Чувствует это и Наташа, которая тоже решив, что ослышалась, только сейчас начинает беспокоиться. В детстве и юности Наташка меня никогда не боялась. Даже когда мы дрались с соседскими девчонками за то, что кто-то тырил на наших гаражах спелые абрикосы, царапали друг другу лицо и визжали как малолетние ведьмы, между нами не было страха. Мы никогда не опасались, что наша злость может обернуться друг против друга.

Теперь же я спиной чувствую идущее от неё беспокойство, но мне все равно. Надеюсь, ей хватит ума не лезть, не пытаться помешать мне. Если я начала съёмку, меня нельзя останавливать. Я очень не хочу, чтобы она проверила на себе непреложности этой истины и после считала меня психопаткой.

— Поль, что происходит? Что случилось, Поль? — слышу я ее голос, и раздраженно дергаю плечом — не мешай. Молчи. Не надо усугублять ситуацию. Тут и без этого все сложно. В Эмель сидит какая-то заноза, я чувствую и почти вижу её, и никто не помешает мне ее обнаружить и достать.

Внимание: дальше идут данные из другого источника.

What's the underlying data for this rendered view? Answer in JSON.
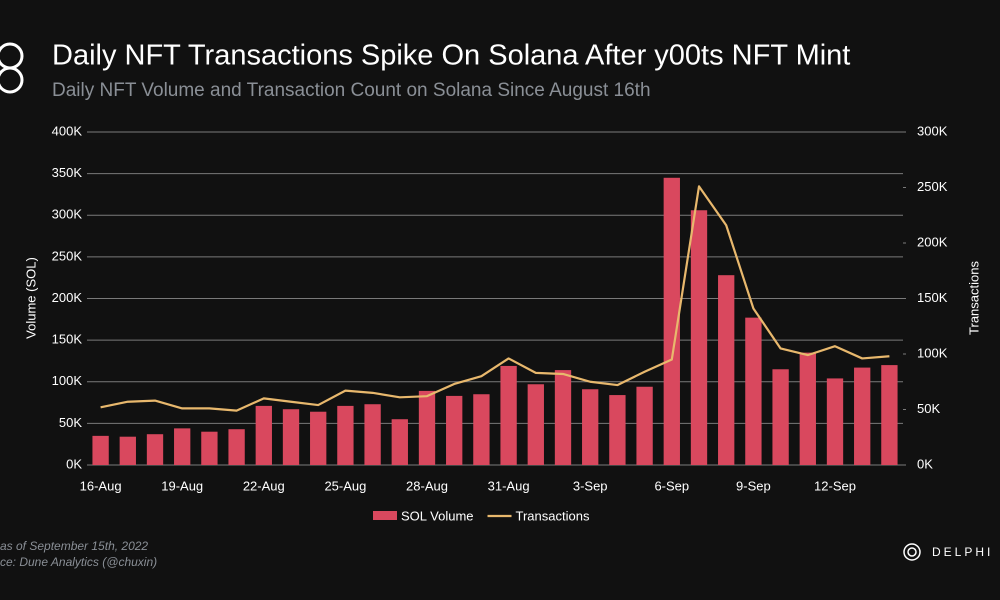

Щелк, щелк. Фотоаппарат выхватывает кадры, которые, скорее всего, отправятся в мусорку. Но они нужны мне, чтобы добраться, чтобы узнать. Это напоминает щёлканье ножниц, срезающих сначала оборки, а потом бинты, за которыми прячут рану. Я не знаю почему, но я уверена, я ощущаю — она там есть.

— Ты что, ненавидишь себя? Зачем ты так над собой издеваешься?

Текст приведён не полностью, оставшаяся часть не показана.